O sânscrito consta de quatorze vogais e trinta e seis consoantes, o que o torna um tanto hermético para os não iniciados: as nuances de pronúncia chegam a ser imperceptíveis aos ouvidos desabituados. Conseqüentemente, muitos dos seus sons são irreproduzíveis em outros idiomas. Não possui acentuação marcada ou forte mas apenas uma sucessão de sílabas curtas e longas, com inflexões tônicas e musicais. O acento sobre a vogal implica alongamento. Os termos utilizados neste livro foram transcritos da sua forma original, conforme a transliteração adotada para o inglês, a fim de conseguir a pronunciação figurada mais aproximada possível dos sons sânscritos. Escolhemos o modelo da transliteração inglesa por ser este o mais amplamente difundido na própria Índia.

A terminação em a determina palavras masculinas ou neutras, o final i ou á pode ser tanto masculino quanto feminino ou neutro, enquanto as palavras terminadas em í são na maioria femininas. Os o e e se pronunciam sempre fechados.

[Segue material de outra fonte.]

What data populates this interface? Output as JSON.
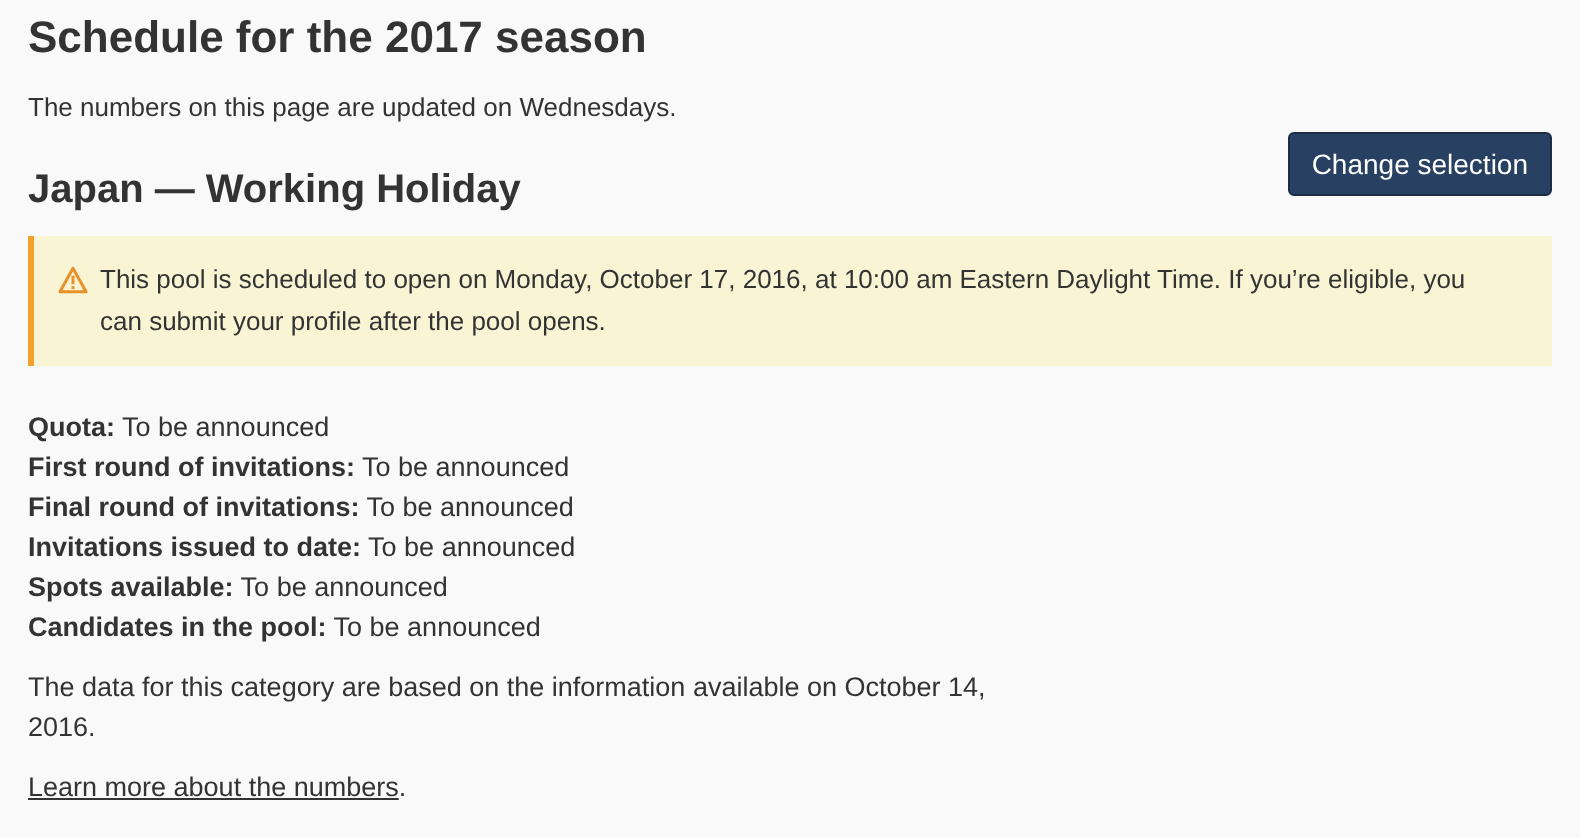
{
  "title": "Schedule for the 2017 season",
  "intro": "The numbers on this page are updated on Wednesdays.",
  "category": {
    "heading": "Japan — Working Holiday",
    "button": "Change selection"
  },
  "alert": {
    "kind": "warning",
    "text": "This pool is scheduled to open on Monday, October 17, 2016, at 10:00 am Eastern Daylight Time. If you’re eligible, you can submit your profile after the pool opens."
  },
  "stats": [
    {
      "text": "**Quota:** To be announced"
    },
    {
      "text": "**First round of invitations:** To be announced"
    },
    {
      "text": "**Final round of invitations:** To be announced"
    },
    {
      "text": "**Invitations issued to date:** To be announced"
    },
    {
      "text": "**Spots available:** To be announced"
    },
    {
      "text": "**Candidates in the pool:** To be announced"
    }
  ],
  "note": "The data for this category are based on the information available on October 14, 2016.",
  "footer": {
    "link": "Learn more about the numbers",
    "after": "."
  }
}
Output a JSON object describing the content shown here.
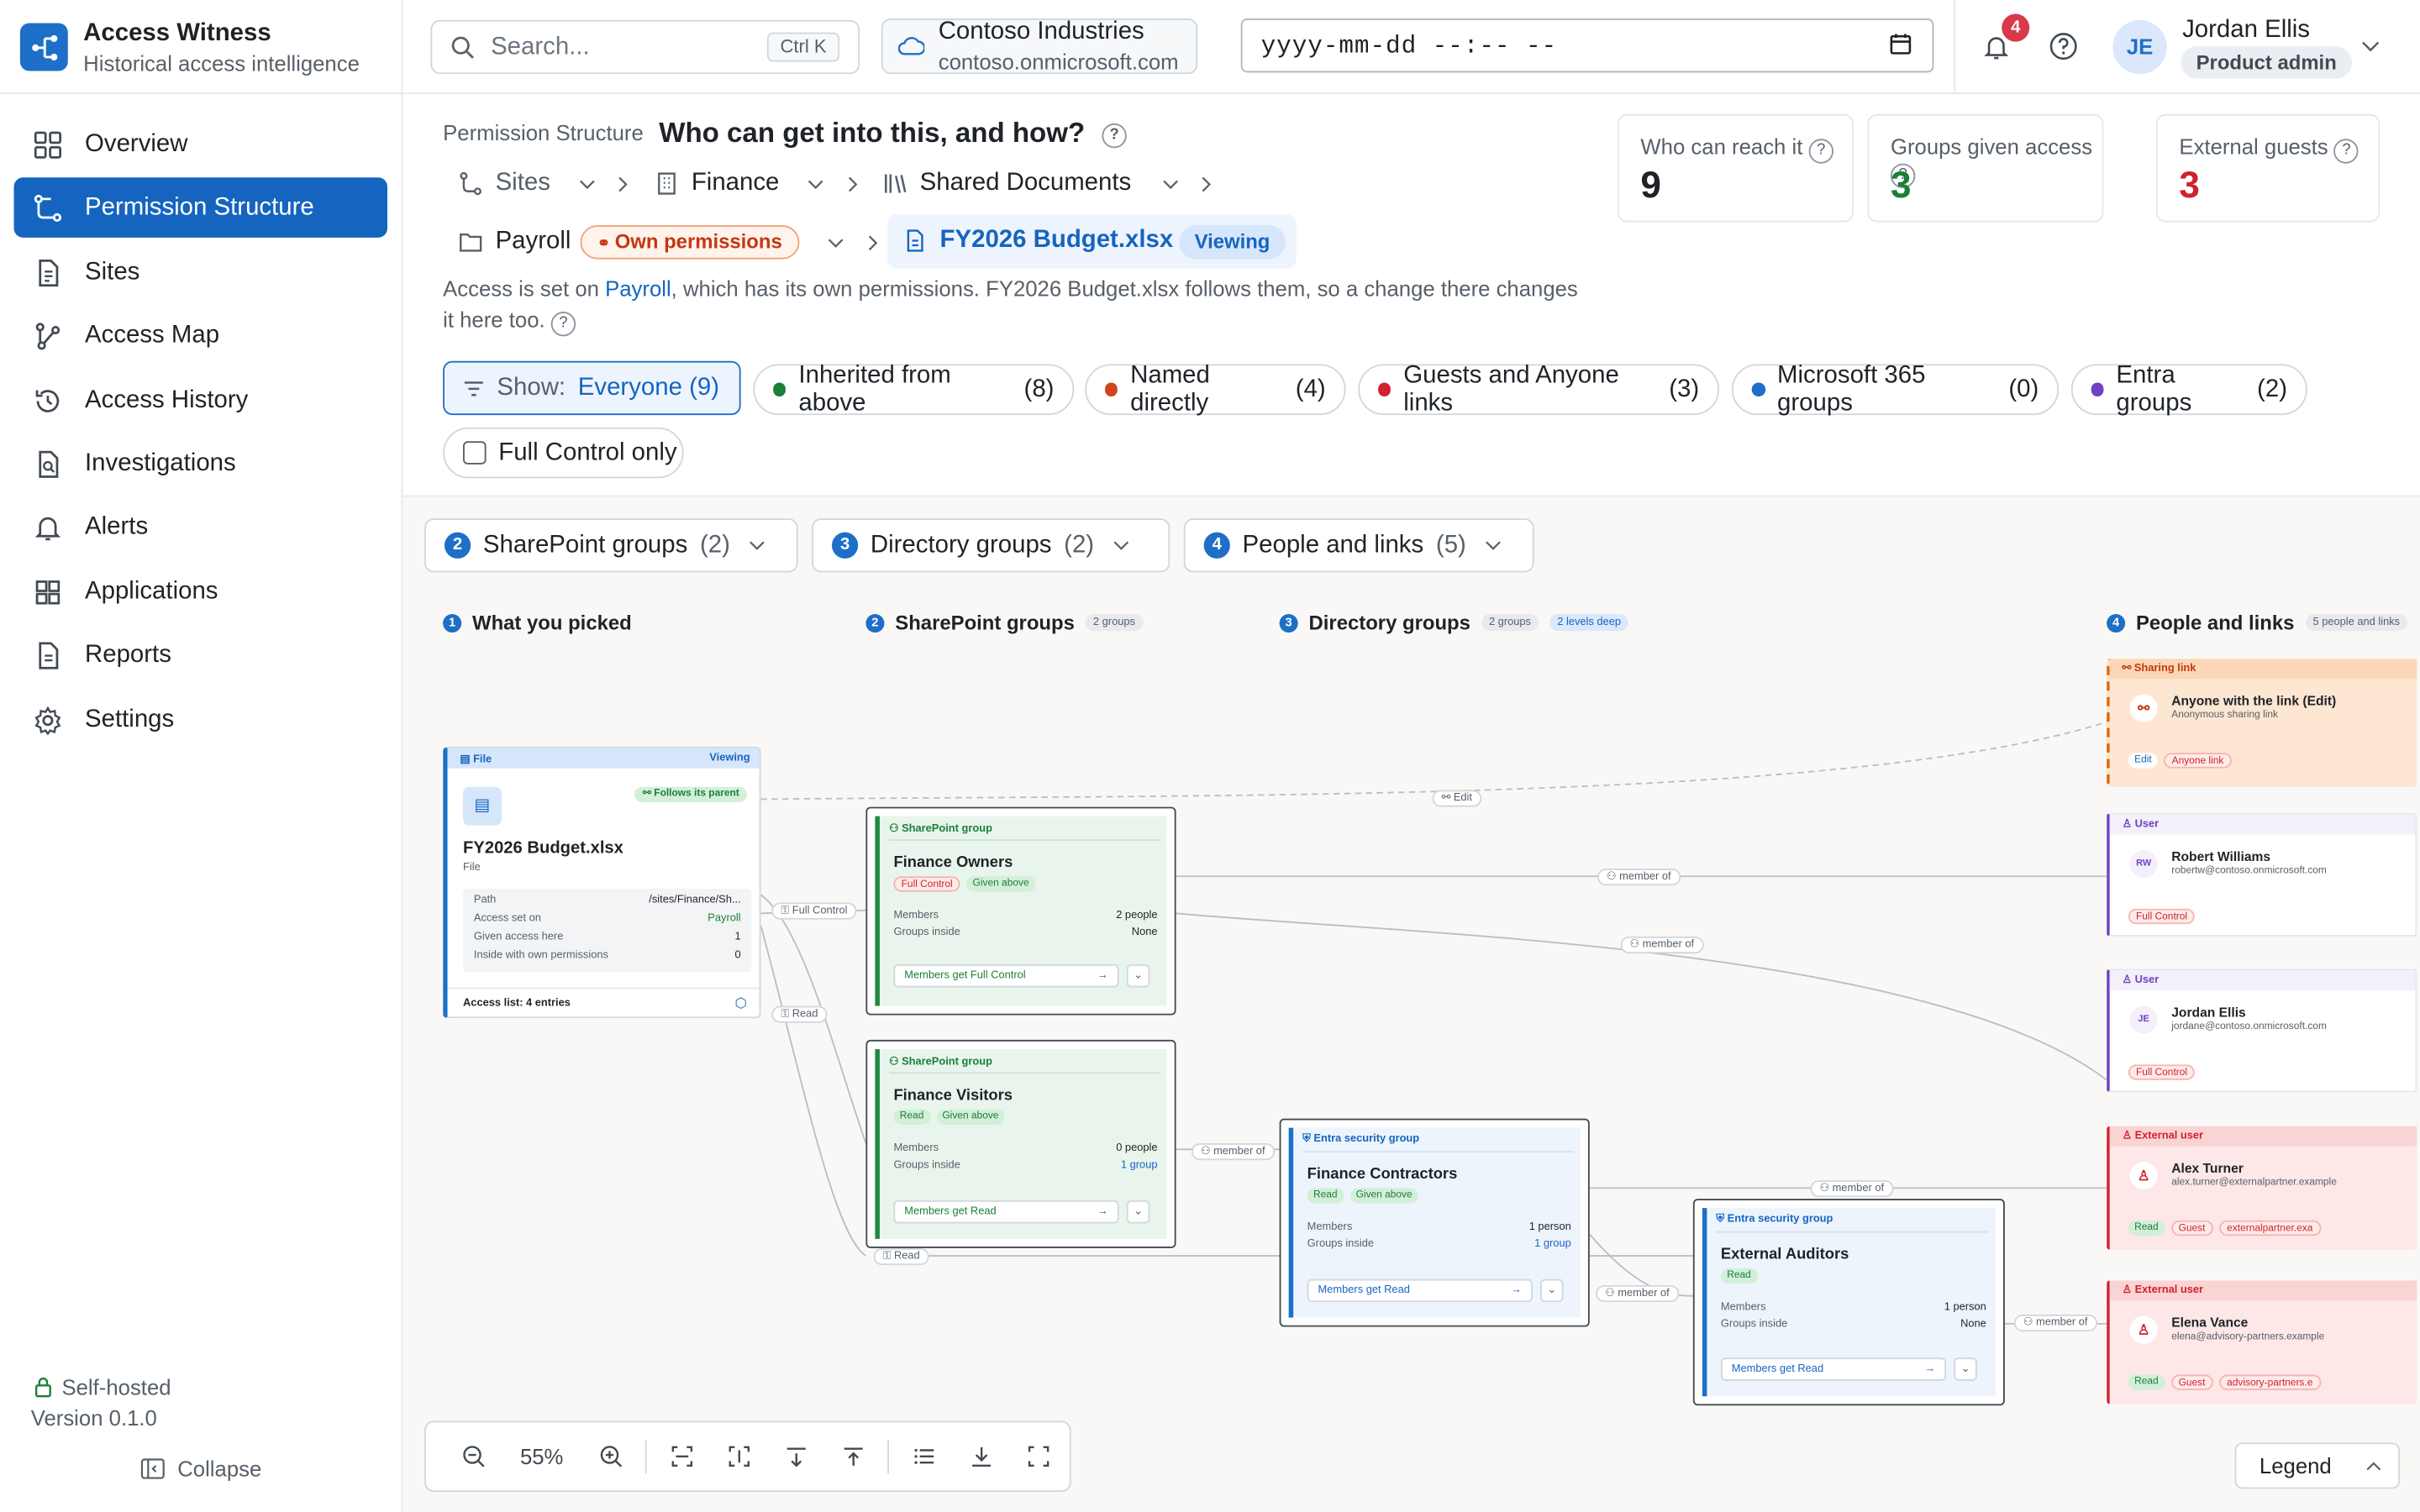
{
  "brand": {
    "title": "Access Witness",
    "subtitle": "Historical access intelligence"
  },
  "nav": [
    {
      "label": "Overview",
      "icon": "grid-icon"
    },
    {
      "label": "Permission Structure",
      "icon": "hierarchy-icon"
    },
    {
      "label": "Sites",
      "icon": "document-icon"
    },
    {
      "label": "Access Map",
      "icon": "graph-icon"
    },
    {
      "label": "Access History",
      "icon": "history-icon"
    },
    {
      "label": "Investigations",
      "icon": "search-doc-icon"
    },
    {
      "label": "Alerts",
      "icon": "bell-icon"
    },
    {
      "label": "Applications",
      "icon": "apps-icon"
    },
    {
      "label": "Reports",
      "icon": "report-icon"
    },
    {
      "label": "Settings",
      "icon": "gear-icon"
    }
  ],
  "sidebar_footer": {
    "hosting": "Self-hosted",
    "version": "Version 0.1.0",
    "collapse": "Collapse"
  },
  "topbar": {
    "search_placeholder": "Search...",
    "shortcut": "Ctrl K",
    "tenant_name": "Contoso Industries",
    "tenant_domain": "contoso.onmicrosoft.com",
    "datetime_placeholder": "yyyy-mm-dd --:-- --",
    "notification_count": "4",
    "user_initials": "JE",
    "user_name": "Jordan Ellis",
    "user_role": "Product admin"
  },
  "header": {
    "section": "Permission Structure",
    "title": "Who can get into this, and how?",
    "help": "?",
    "breadcrumb": [
      "Sites",
      "Finance",
      "Shared Documents",
      "Payroll",
      "FY2026 Budget.xlsx"
    ],
    "own_permissions": "Own permissions",
    "viewing": "Viewing",
    "desc_pre": "Access is set on ",
    "desc_link": "Payroll",
    "desc_post": ", which has its own permissions. FY2026 Budget.xlsx follows them, so a change there changes it here too."
  },
  "stats": [
    {
      "label": "Who can reach it",
      "value": "9",
      "color": "#1f2328"
    },
    {
      "label": "Groups given access",
      "value": "3",
      "color": "#1a7f37"
    },
    {
      "label": "External guests",
      "value": "3",
      "color": "#cf222e"
    }
  ],
  "filters": {
    "show_label": "Show:",
    "show_value": "Everyone (9)",
    "chips": [
      {
        "label": "Inherited from above",
        "count": "(8)",
        "color": "#1a7f37"
      },
      {
        "label": "Named directly",
        "count": "(4)",
        "color": "#d4441a"
      },
      {
        "label": "Guests and Anyone links",
        "count": "(3)",
        "color": "#cf222e"
      },
      {
        "label": "Microsoft 365 groups",
        "count": "(0)",
        "color": "#1e6fc8"
      },
      {
        "label": "Entra groups",
        "count": "(2)",
        "color": "#6f42c1"
      }
    ],
    "full_control": "Full Control only"
  },
  "stages": [
    {
      "num": "2",
      "label": "SharePoint groups",
      "count": "(2)"
    },
    {
      "num": "3",
      "label": "Directory groups",
      "count": "(2)"
    },
    {
      "num": "4",
      "label": "People and links",
      "count": "(5)"
    }
  ],
  "columns": [
    {
      "num": "1",
      "label": "What you picked",
      "tags": []
    },
    {
      "num": "2",
      "label": "SharePoint groups",
      "tags": [
        "2 groups"
      ]
    },
    {
      "num": "3",
      "label": "Directory groups",
      "tags": [
        "2 groups",
        "2 levels deep"
      ]
    },
    {
      "num": "4",
      "label": "People and links",
      "tags": [
        "5 people and links"
      ]
    }
  ],
  "file_node": {
    "kind": "File",
    "viewing": "Viewing",
    "follows": "Follows its parent",
    "name": "FY2026 Budget.xlsx",
    "type": "File",
    "rows": [
      [
        "Path",
        "/sites/Finance/Sh..."
      ],
      [
        "Access set on",
        "Payroll"
      ],
      [
        "Given access here",
        "1"
      ],
      [
        "Inside with own permissions",
        "0"
      ]
    ],
    "footer": "Access list: 4 entries"
  },
  "sp_groups": [
    {
      "kind": "SharePoint group",
      "name": "Finance Owners",
      "perm": "Full Control",
      "inherit": "Given above",
      "members": "2 people",
      "inside": "None",
      "btn": "Members get Full Control"
    },
    {
      "kind": "SharePoint group",
      "name": "Finance Visitors",
      "perm": "Read",
      "inherit": "Given above",
      "members": "0 people",
      "inside": "1 group",
      "btn": "Members get Read"
    }
  ],
  "dir_groups": [
    {
      "kind": "Entra security group",
      "name": "Finance Contractors",
      "perm": "Read",
      "inherit": "Given above",
      "members": "1 person",
      "inside": "1 group",
      "btn": "Members get Read"
    },
    {
      "kind": "Entra security group",
      "name": "External Auditors",
      "perm": "Read",
      "inherit": "",
      "members": "1 person",
      "inside": "None",
      "btn": "Members get Read"
    }
  ],
  "node_labels": {
    "members": "Members",
    "inside": "Groups inside"
  },
  "people": [
    {
      "kind": "Sharing link",
      "name": "Anyone with the link (Edit)",
      "sub": "Anonymous sharing link",
      "initials": "",
      "tags": [
        "Edit",
        "Anyone link"
      ]
    },
    {
      "kind": "User",
      "name": "Robert Williams",
      "sub": "robertw@contoso.onmicrosoft.com",
      "initials": "RW",
      "tags": [
        "Full Control"
      ]
    },
    {
      "kind": "User",
      "name": "Jordan Ellis",
      "sub": "jordane@contoso.onmicrosoft.com",
      "initials": "JE",
      "tags": [
        "Full Control"
      ]
    },
    {
      "kind": "External user",
      "name": "Alex Turner",
      "sub": "alex.turner@externalpartner.example",
      "initials": "",
      "tags": [
        "Read",
        "Guest",
        "externalpartner.exa"
      ]
    },
    {
      "kind": "External user",
      "name": "Elena Vance",
      "sub": "elena@advisory-partners.example",
      "initials": "",
      "tags": [
        "Read",
        "Guest",
        "advisory-partners.e"
      ]
    }
  ],
  "edges": {
    "edit": "Edit",
    "full_control": "Full Control",
    "read": "Read",
    "member_of": "member of"
  },
  "toolbar": {
    "zoom": "55%",
    "legend": "Legend"
  }
}
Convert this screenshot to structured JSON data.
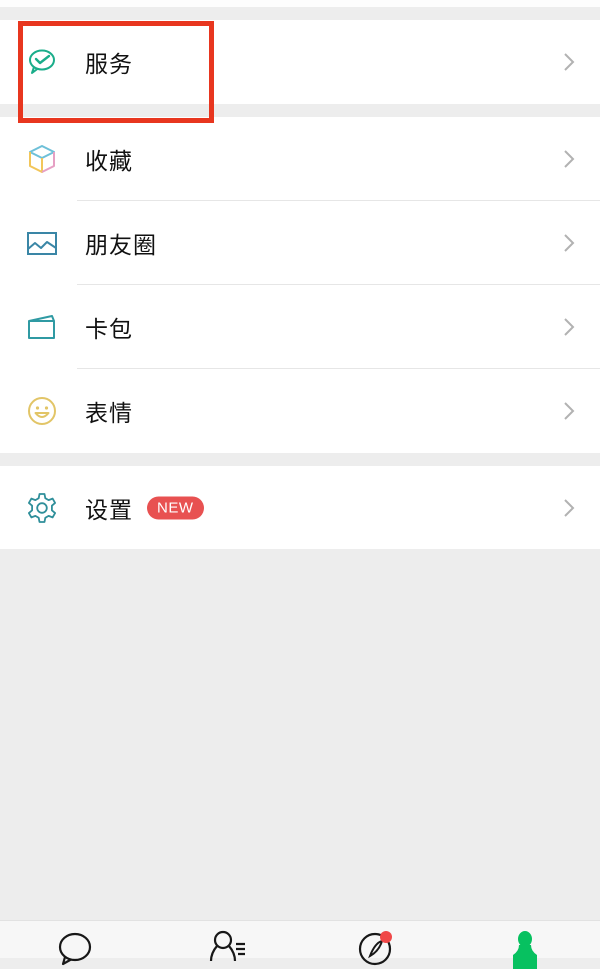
{
  "menu": {
    "groups": [
      {
        "items": [
          {
            "id": "services",
            "label": "服务",
            "icon": "wechat-pay-check-bubble-icon",
            "icon_color": "#1aad8a",
            "highlighted": true
          }
        ]
      },
      {
        "items": [
          {
            "id": "favorites",
            "label": "收藏",
            "icon": "cube-icon",
            "icon_colors": [
              "#6ec0d8",
              "#e6a0c4",
              "#f2c65a"
            ]
          },
          {
            "id": "moments",
            "label": "朋友圈",
            "icon": "photo-landscape-icon",
            "icon_color": "#3a86a6"
          },
          {
            "id": "cards",
            "label": "卡包",
            "icon": "wallet-card-icon",
            "icon_color": "#2f9aa3"
          },
          {
            "id": "stickers",
            "label": "表情",
            "icon": "smiley-face-icon",
            "icon_color": "#e2c567"
          }
        ]
      },
      {
        "items": [
          {
            "id": "settings",
            "label": "设置",
            "icon": "gear-icon",
            "icon_color": "#2f8f9a",
            "badge": "NEW"
          }
        ]
      }
    ]
  },
  "highlight_color": "#e8361f",
  "badge_color": "#e85151",
  "tabbar": {
    "tabs": [
      {
        "id": "chats",
        "icon": "chat-bubble-icon",
        "active": false
      },
      {
        "id": "contacts",
        "icon": "contacts-icon",
        "active": false
      },
      {
        "id": "discover",
        "icon": "compass-icon",
        "active": false,
        "dot": true
      },
      {
        "id": "me",
        "icon": "person-icon",
        "active": true,
        "active_color": "#07c160"
      }
    ]
  }
}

Omitimos alguns fonemas, como os r e l vogais, pois a sua inclusão implicaria a utilização de sinais diacríticos inexistentes nas nossas gráficas. Alguns sons não possuem equivalente em português, pelo que precisamos colocar exemplos em inglês. A transliteração fica então assim:

Vogais e ditongos:

A aberta, curta, como em tatu (púrna);

Á aberta, longa, como em arte (prána);

E sempre fechada, como em dedo (asteya);

I curta, como em idéia (Shiva);

Í longa, como em ali (nádí);

O sempre fechado, como em iodo (Yoga);

U como em união (udána);

Ú longa, como em açude (kúmbhaka);

AI ditongo, como em vai (kaivalya);

AU ditongo, como em pauta (nauli).

Consoantes:

K como em Karina (karma);

KH aspirada, como em inglês, broke-heart (Sámkhya);

G gutural, como em guirlanda (Gítá);

GH aspirada, como em inglês, big-house (Gheranda);

N sem nasalizar a vogal precedente (ánanda);

CH se pronuncia como em tchê (chakra);

CHH também como em tchê (múrchchhá);

J palatal, se pronuncia como em Djalma (japa);

Ñ unicamente antes ou depois de consoantes palatais, como em senha (jñána);

T com a língua no palato, como em terra (tantrika);

TH dental aspirada, como em inglês, lighthouse (hatha);

D com a língua nos dentes, como em dedo (danta);

DH aspirada, como em inglês, bloodhorse (dháraná);

P labial, como em posto (púraka);

PH labial aspirada, como em inglês, top-half (phála);

B labial, como em bomba (bandha);

BH aspirada, como no inglês, nib-head (bhúta);

M nasalizada, como em também (samskára);

Y é semivogal: se pronuncia como o i em viola (yuga);

R sempre como se estivesse no meio da palavra, como em vidro (rája);

L como em iluminar (kundaliní);

V se pronuncia como em volta (vásaná);

W igual a narrow, em inglês (tattwa);

S tem o som de ss, como em passo (ásana);

SH tem o som de ch, como em Sheila (shanka).

H sempre aspirado, como em happy (anáhata);

Z, Q, F são letras e sons que não existem em sânscrito. Têm origem persa e foram assimiladas tardiamente, durante a invasão muçulmana. Se aparecerem em alguma palavra, não é sânscrito! Um exemplo: faquir.